En realidad, no se trata de liderar mejor o peor, sino de liderar de forma más completa. Cuando las empresas incorporan miradas distintas en la toma de decisiones, entienden mejor la sociedad en la que operan y responden mejor a sus retos.
-Como empresaria y presidenta de CEV Valencia es un referente para muchas jóvenes, ¿qué consejos les darías?
-El primero, que confíen en su talento y en su capacidad. El “síndrome de la impostora” todavía nos pesa demasiado, debemos confiar en que sí que podemos.
El segundo, que se formen de manera continua. El mundo empresarial cambia a gran velocidad y la formación es la mejor palanca de crecimiento profesional.
Y el tercero, que no renuncien. Liderar es complejo, requiere sacrificios tanto a mujeres como a hombres, pero las mujeres en posición de liderazgo nunca debemos olvidar que tenemos la responsabilidad y obligación de impulsar y visibilizar a otras tantas mujeres.
Al respecto, las organizaciones empresariales tenemos una labor importante de impulso y acompañamiento.
-Y hablando de referentes, ¿qué referentes femeninos han influido en tu trayectoria?
-He tenido la suerte de contar con referentes cercanos, empresarias que, con su trabajo me han demostrado que liderar era posible incluso en entornos muy masculinizados. También admiro a muchas mujeres que han abierto camino desde el anonimato, directivas, autónomas, empresarias familiares, mujeres que han sostenido empresas, empleo y familias a la vez.
Me gusta reivindicar especialmente esos referentes reales, mujeres desconocidas que han hecho cosas extraordinarias.
Pero si hablamos de personas conocidas un referente sería Lena Madesin Philips, fundadora de la Business Professional Women BPWI. Y en nuestro entorno, Maria José Mainar Puchol, vicepresidenta de Cámara Valencia, junto a Luisa Bravo Tudela y Gloria Ferrandis Ferrandis, que en 2002 tuvieron la idea de constituir una organización empresarial de mujeres: Evap.
Pero son muchas más las mujeres que me inspiran día a día, la lista sería interminable, pero por mencionar algunas: Mavi Mestre Escrivá, Teresa Gisbert Jordá, Patricia Campos Doménech, Bisila Bokoko Toichoa, Cani Fernández Vicién, etc.
-¿Qué medidas considera necesarias para avanzar en la igualdad real?
-La igualdad real exige un enfoque transversal.

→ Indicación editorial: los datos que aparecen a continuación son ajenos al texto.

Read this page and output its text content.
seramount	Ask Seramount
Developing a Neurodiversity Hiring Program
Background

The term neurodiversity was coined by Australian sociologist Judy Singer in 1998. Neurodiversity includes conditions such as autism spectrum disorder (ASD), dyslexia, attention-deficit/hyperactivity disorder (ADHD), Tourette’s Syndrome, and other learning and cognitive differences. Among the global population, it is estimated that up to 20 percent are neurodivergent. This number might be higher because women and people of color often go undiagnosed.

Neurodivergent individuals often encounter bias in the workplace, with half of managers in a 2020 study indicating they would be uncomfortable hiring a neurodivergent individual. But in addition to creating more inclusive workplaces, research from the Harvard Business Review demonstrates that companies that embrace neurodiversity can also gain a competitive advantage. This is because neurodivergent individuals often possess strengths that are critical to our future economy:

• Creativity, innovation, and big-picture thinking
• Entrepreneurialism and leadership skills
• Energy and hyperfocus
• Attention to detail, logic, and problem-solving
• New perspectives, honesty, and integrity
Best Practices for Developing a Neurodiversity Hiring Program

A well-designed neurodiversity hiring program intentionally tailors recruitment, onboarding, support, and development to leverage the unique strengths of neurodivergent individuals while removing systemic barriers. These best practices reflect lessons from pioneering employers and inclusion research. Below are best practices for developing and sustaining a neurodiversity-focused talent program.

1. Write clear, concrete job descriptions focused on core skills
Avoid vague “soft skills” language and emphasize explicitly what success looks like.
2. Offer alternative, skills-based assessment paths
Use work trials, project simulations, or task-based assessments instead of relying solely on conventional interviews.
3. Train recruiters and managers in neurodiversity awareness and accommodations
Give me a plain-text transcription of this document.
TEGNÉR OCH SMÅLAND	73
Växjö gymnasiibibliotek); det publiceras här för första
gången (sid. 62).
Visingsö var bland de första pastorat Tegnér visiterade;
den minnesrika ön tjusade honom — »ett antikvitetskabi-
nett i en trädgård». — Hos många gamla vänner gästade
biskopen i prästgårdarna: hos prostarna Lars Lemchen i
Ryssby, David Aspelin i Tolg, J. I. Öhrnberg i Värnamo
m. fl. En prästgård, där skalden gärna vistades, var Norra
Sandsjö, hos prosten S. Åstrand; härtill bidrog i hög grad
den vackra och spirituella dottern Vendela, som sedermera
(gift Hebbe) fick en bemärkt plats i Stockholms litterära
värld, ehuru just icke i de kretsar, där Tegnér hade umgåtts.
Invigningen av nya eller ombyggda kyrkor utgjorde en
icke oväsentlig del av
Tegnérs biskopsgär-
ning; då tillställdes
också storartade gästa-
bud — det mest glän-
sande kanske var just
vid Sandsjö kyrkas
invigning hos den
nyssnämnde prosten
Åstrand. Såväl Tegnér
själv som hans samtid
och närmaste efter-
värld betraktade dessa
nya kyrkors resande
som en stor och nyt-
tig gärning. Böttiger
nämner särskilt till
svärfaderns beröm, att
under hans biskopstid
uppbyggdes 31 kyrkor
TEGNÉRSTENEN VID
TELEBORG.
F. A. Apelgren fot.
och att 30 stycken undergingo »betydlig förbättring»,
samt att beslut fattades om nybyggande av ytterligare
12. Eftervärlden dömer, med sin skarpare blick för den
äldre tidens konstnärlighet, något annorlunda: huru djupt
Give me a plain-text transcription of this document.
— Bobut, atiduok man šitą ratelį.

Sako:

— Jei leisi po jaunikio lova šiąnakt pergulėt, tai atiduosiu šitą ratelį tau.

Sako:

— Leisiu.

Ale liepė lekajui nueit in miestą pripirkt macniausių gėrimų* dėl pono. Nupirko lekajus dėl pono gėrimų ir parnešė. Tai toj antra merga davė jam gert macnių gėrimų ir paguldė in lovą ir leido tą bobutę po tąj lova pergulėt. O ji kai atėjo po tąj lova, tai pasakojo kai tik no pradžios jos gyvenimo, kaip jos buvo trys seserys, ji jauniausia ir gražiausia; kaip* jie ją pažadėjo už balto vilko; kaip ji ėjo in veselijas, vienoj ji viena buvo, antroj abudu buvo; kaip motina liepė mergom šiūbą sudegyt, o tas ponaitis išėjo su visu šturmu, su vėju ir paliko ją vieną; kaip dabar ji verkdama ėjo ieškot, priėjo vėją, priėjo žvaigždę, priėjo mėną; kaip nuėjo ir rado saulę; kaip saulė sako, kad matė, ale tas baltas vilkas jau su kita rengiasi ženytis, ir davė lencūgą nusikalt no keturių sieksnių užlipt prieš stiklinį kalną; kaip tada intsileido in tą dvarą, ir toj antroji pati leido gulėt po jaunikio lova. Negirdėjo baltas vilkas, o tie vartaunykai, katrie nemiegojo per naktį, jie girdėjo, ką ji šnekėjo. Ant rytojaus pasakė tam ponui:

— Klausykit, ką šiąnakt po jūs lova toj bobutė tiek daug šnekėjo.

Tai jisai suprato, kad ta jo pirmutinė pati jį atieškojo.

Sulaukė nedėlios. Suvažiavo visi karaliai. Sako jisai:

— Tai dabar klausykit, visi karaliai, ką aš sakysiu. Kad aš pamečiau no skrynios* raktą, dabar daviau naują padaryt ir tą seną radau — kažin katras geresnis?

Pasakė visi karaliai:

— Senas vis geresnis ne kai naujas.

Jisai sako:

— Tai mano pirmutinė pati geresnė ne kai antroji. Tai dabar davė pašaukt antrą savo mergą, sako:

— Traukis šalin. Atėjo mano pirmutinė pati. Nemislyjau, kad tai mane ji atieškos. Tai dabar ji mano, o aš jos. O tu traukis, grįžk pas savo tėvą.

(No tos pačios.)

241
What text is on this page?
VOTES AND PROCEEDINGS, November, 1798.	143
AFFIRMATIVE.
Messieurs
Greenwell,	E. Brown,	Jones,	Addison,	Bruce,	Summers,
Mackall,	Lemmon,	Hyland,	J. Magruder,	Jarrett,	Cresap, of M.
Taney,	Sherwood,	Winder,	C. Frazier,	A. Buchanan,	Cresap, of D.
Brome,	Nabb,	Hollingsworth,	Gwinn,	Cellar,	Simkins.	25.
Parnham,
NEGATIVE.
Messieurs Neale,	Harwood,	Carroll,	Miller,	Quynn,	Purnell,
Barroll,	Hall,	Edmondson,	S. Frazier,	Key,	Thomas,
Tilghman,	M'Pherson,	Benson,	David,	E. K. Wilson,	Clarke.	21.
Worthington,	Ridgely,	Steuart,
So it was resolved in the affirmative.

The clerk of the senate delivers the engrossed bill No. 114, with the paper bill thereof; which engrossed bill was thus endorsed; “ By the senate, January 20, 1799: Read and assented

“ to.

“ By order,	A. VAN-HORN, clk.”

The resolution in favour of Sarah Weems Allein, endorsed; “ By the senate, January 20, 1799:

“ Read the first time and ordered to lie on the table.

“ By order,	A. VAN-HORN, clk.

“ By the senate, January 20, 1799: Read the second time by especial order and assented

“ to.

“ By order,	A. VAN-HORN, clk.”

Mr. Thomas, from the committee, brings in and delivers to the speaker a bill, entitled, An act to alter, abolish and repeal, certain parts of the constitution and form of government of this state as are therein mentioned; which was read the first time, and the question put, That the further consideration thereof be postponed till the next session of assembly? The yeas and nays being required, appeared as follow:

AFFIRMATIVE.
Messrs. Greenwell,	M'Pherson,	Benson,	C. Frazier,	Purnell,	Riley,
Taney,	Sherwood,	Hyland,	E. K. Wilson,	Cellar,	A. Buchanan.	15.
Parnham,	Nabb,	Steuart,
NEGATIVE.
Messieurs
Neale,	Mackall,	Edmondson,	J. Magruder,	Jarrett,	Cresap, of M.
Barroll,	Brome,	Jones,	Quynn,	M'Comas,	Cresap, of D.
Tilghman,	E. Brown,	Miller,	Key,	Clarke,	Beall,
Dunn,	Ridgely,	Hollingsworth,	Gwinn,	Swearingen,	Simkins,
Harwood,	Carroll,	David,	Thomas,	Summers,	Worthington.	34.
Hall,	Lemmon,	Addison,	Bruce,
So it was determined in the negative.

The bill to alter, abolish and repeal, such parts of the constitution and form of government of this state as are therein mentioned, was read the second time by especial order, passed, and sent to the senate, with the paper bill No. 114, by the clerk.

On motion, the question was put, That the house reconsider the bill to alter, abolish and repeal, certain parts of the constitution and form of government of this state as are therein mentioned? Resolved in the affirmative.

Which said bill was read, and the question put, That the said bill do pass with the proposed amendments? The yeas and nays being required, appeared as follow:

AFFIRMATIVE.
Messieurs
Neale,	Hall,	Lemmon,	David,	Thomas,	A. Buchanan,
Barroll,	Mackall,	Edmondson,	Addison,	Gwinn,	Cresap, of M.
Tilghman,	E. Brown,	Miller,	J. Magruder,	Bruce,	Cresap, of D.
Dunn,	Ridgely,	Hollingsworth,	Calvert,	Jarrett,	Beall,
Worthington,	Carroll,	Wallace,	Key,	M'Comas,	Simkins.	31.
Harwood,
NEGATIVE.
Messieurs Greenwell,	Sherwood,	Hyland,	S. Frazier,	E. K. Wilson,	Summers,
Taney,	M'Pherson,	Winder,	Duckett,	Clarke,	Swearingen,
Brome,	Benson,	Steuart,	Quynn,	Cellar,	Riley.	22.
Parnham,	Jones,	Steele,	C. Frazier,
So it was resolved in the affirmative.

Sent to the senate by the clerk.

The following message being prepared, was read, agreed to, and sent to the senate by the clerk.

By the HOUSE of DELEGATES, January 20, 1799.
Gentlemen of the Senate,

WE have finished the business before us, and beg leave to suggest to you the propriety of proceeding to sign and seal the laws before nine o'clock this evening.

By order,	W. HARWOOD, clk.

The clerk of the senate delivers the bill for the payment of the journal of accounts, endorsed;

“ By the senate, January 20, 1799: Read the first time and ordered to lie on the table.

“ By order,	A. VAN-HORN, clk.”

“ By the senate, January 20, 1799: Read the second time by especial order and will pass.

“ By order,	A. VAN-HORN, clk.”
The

Necesitamos marcos normativos adecuados, pero también acompañamiento a las empresas para aplicarlos. Es clave reforzar la negociación colectiva como herramienta de equilibrio. Pero sería un error poner todo el foco en la empresa. La igualdad empieza en la educación, continúa en el ámbito familiar y debe apoyarse desde las políticas públicas corresponsabilidad. Si no abordamos el problema desde todos los ángulos, los avances serán mucho más lentos y no podemos seguir desperdiciando el talento femenino.
-Ante la actual coyuntura, ¿qué beneficios puede aportar la visión femenina?
-Estamos en un momento en el que las empresas ya no pueden dirigirse solo con una lógica financiera o productiva. Hoy hay que gestionar incertidumbre, personas, reputación, propósito, sostenibilidad, etc y eso exige liderazgos más amplios. Durante años se ha construido la empresa desde una mirada muy homogénea. Incorporar más visión femenina no es solo “equilibrar la foto”, es ampliar el enfoque con el que se toman las decisiones.
Cuando una mujer llega a un espacio de dirección no solo aporta su perfil profesional, aporta también otra forma de priorizar, de gestionar los tiempos, de entender el éxito empresarial más allá del corto plazo y eso se nota especialmente en contextos de crisis o transformación.
El debate ya no es si la visión femenina aporta o no aporta. El verdadero debate es cuánto talento y cuánta capacidad de anticipación estamos perdiendo las empresas cuando esa visión no está presente donde se decide.